Integrate using the boundaries:

$$\displaystyle \int_{y_0}^{e^{-2t}y}\,du=-5\int_{0}^{t}e^{-2v}\,dv$$

$$\displaystyle e^{-2t}y-y_0=\frac{5}{2}\left(e^{-2t}-1\right)$$

$$\displaystyle y-y_0e^{2t}=\frac{5}{2}\left(1-e^{2t}\right)$$

$$\displaystyle y=\left(y_0-\frac{5}{2}\right)e^{2t}+\frac{5}{2}$$

#### karush

##### Well-known member
$\quad\displaystyle \frac{dy}{dt}=2y-5, \quad y(0)=y_0$
rewrite
$\quad y'-2y=-5$
obtain u(x)
$\quad u(x)=\exp\int-2\, dx = e^{-2t}$
then
$\quad (e^{-2t}y)'=-5e^{-2t}$
integrate both sides
$\quad\displaystyle e^{-2t}y=-5\int e^{-2t} dt=-5e^{-2t}+c_1$
finally
$\quad\displaystyle y =-5\frac{e^{-2t}}{e^{-2t}}+\frac{c_1}{e^{-2t}}=c_1e^{2t}-5$
so at $\quad y(0)=y_0$
$\quad\displaystyle y(0)=-5+c_1=y_0$
then
$\quad\displaystyle c_1=y_0+5$

#### karush

##### Well-known member
We have:

$$\displaystyle \frac{d}{dt}\left(e^{-2t}y\right)=-5e^{-2t}$$

Integrate using the boundaries:

$$\displaystyle \int_{y_0}^{e^{-2t}y}\,du=-5\int_{0}^{t}e^{-2v}\,dv$$

$$\displaystyle e^{-2t}y-y_0=\frac{5}{2}\left(e^{-2t}-1\right)$$

$$\displaystyle y-y_0e^{2t}=\frac{5}{2}\left(1-e^{2t}\right)$$

$$\displaystyle y=\left(y_0-\frac{5}{2}\right)e^{2t}+\frac{5}{2}$$

well that is pretty cool .... better than the book process
but I still don't think the boundary thing has registered with me

#### topsquark

##### Well-known member
MHB Math Helper
well that is pretty cool .... better than the book process
but I still don't think the boundary thing has registered with me
When solving differential equations you see a lot of arbitrary constants. (ie. there are many solutions to the same differential equation.) The boundary conditions simply give you information about those constants.
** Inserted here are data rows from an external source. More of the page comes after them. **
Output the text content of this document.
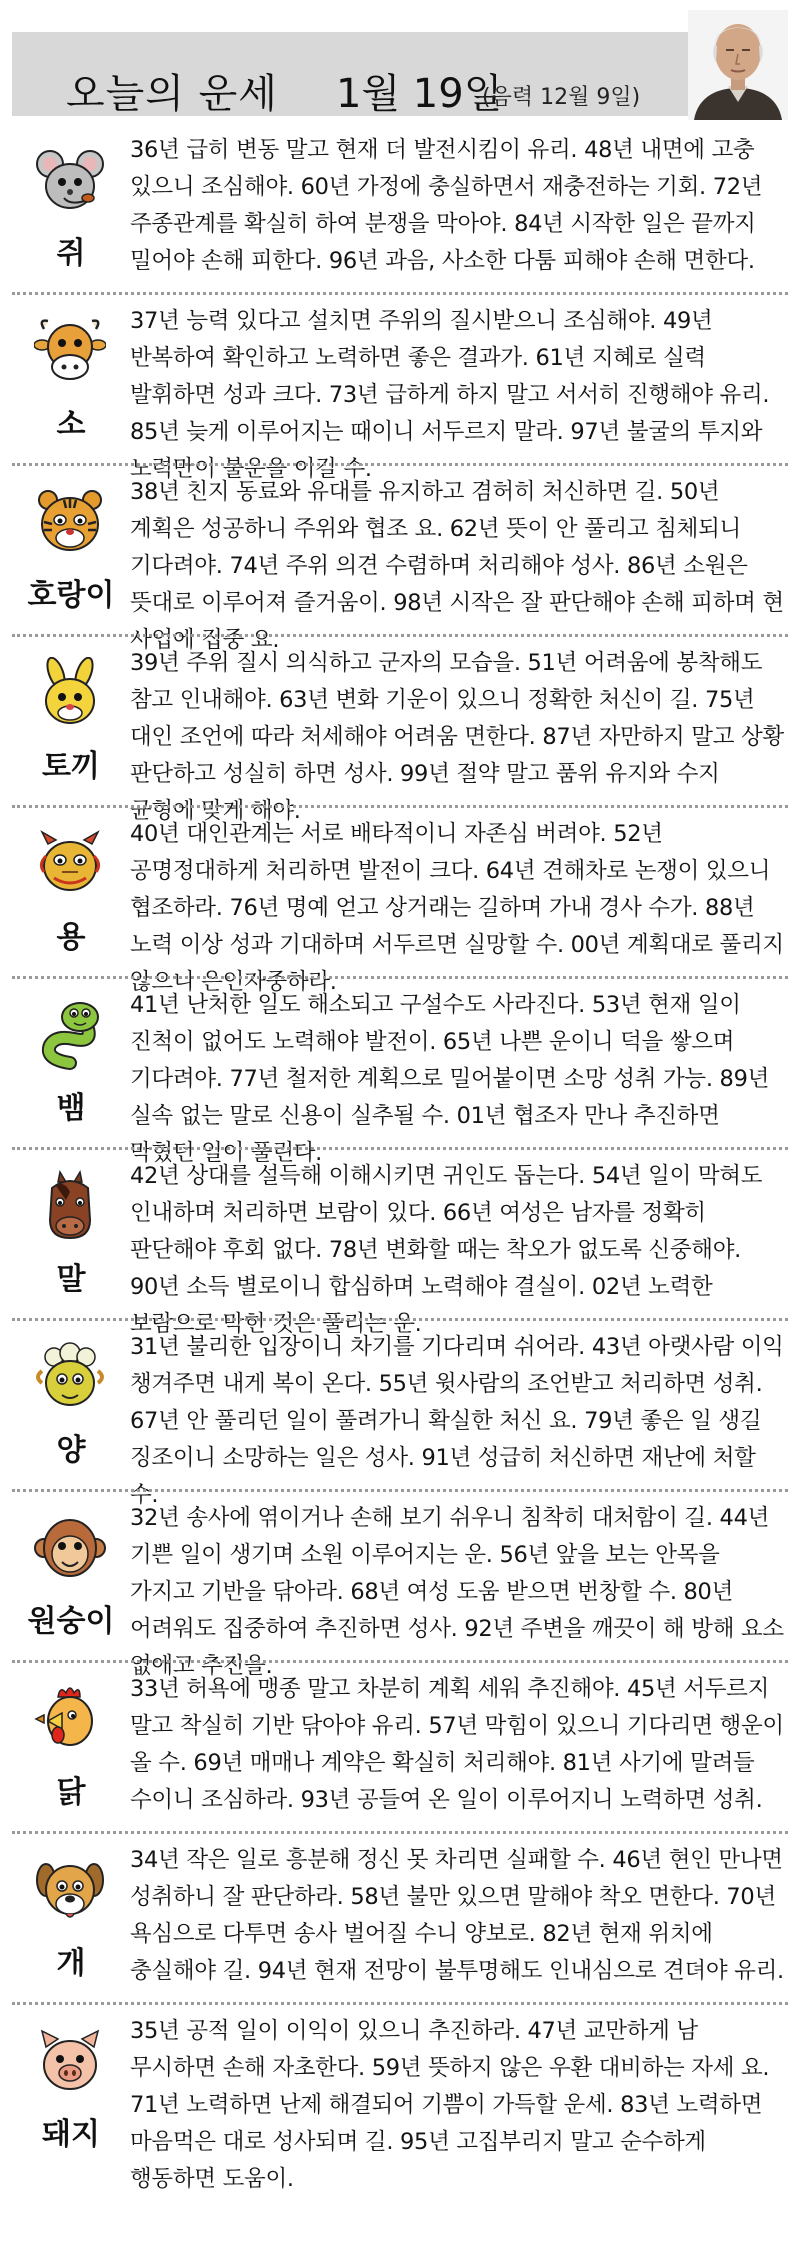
오늘의 운세 1월 19일
(음력 12월 9일)
쥐
36년 급히 변동 말고 현재 더 발전시킴이 유리. 48년 내면에 고충 있으니 조심해야. 60년 가정에 충실하면서 재충전하는 기회. 72년 주종관계를 확실히 하여 분쟁을 막아야. 84년 시작한 일은 끝까지 밀어야 손해 피한다. 96년 과음, 사소한 다툼 피해야 손해 면한다.
소
37년 능력 있다고 설치면 주위의 질시받으니 조심해야. 49년 반복하여 확인하고 노력하면 좋은 결과가. 61년 지혜로 실력 발휘하면 성과 크다. 73년 급하게 하지 말고 서서히 진행해야 유리. 85년 늦게 이루어지는 때이니 서두르지 말라. 97년 불굴의 투지와 노력만이 불운을 이길 수.
호랑이
38년 친지 동료와 유대를 유지하고 겸허히 처신하면 길. 50년 계획은 성공하니 주위와 협조 요. 62년 뜻이 안 풀리고 침체되니 기다려야. 74년 주위 의견 수렴하며 처리해야 성사. 86년 소원은 뜻대로 이루어져 즐거움이. 98년 시작은 잘 판단해야 손해 피하며 현 사업에 집중 요.
토끼
39년 주위 질시 의식하고 군자의 모습을. 51년 어려움에 봉착해도 참고 인내해야. 63년 변화 기운이 있으니 정확한 처신이 길. 75년 대인 조언에 따라 처세해야 어려움 면한다. 87년 자만하지 말고 상황 판단하고 성실히 하면 성사. 99년 절약 말고 품위 유지와 수지 균형에 맞게 해야.
용
40년 대인관계는 서로 배타적이니 자존심 버려야. 52년 공명정대하게 처리하면 발전이 크다. 64년 견해차로 논쟁이 있으니 협조하라. 76년 명예 얻고 상거래는 길하며 가내 경사 수가. 88년 노력 이상 성과 기대하며 서두르면 실망할 수. 00년 계획대로 풀리지 않으니 은인자중하라.
뱀
41년 난처한 일도 해소되고 구설수도 사라진다. 53년 현재 일이 진척이 없어도 노력해야 발전이. 65년 나쁜 운이니 덕을 쌓으며 기다려야. 77년 철저한 계획으로 밀어붙이면 소망 성취 가능. 89년 실속 없는 말로 신용이 실추될 수. 01년 협조자 만나 추진하면 막혔던 일이 풀린다.
말
42년 상대를 설득해 이해시키면 귀인도 돕는다. 54년 일이 막혀도 인내하며 처리하면 보람이 있다. 66년 여성은 남자를 정확히 판단해야 후회 없다. 78년 변화할 때는 착오가 없도록 신중해야. 90년 소득 별로이니 합심하며 노력해야 결실이. 02년 노력한 보람으로 막힌 것은 풀리는 운.
양
31년 불리한 입장이니 차기를 기다리며 쉬어라. 43년 아랫사람 이익 챙겨주면 내게 복이 온다. 55년 윗사람의 조언받고 처리하면 성취. 67년 안 풀리던 일이 풀려가니 확실한 처신 요. 79년 좋은 일 생길 징조이니 소망하는 일은 성사. 91년 성급히 처신하면 재난에 처할 수.
원숭이
32년 송사에 엮이거나 손해 보기 쉬우니 침착히 대처함이 길. 44년 기쁜 일이 생기며 소원 이루어지는 운. 56년 앞을 보는 안목을 가지고 기반을 닦아라. 68년 여성 도움 받으면 번창할 수. 80년 어려워도 집중하여 추진하면 성사. 92년 주변을 깨끗이 해 방해 요소 없애고 추진을.
닭
33년 허욕에 맹종 말고 차분히 계획 세워 추진해야. 45년 서두르지 말고 착실히 기반 닦아야 유리. 57년 막힘이 있으니 기다리면 행운이 올 수. 69년 매매나 계약은 확실히 처리해야. 81년 사기에 말려들 수이니 조심하라. 93년 공들여 온 일이 이루어지니 노력하면 성취.
개
34년 작은 일로 흥분해 정신 못 차리면 실패할 수. 46년 현인 만나면 성취하니 잘 판단하라. 58년 불만 있으면 말해야 착오 면한다. 70년 욕심으로 다투면 송사 벌어질 수니 양보로. 82년 현재 위치에 충실해야 길. 94년 현재 전망이 불투명해도 인내심으로 견뎌야 유리.
돼지
35년 공적 일이 이익이 있으니 추진하라. 47년 교만하게 남 무시하면 손해 자초한다. 59년 뜻하지 않은 우환 대비하는 자세 요. 71년 노력하면 난제 해결되어 기쁨이 가득할 운세. 83년 노력하면 마음먹은 대로 성사되며 길. 95년 고집부리지 말고 순수하게 행동하면 도움이.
In this case you had c1 as a constant after solving the differential equation. The boundary condition $$\displaystyle y(0) = y_0$$ tells you what c1 is in terms of $$\displaystyle y_0$$. Perhaps it would be more meaningful to you if we specified y(0) = 3 or something like that.

-Dan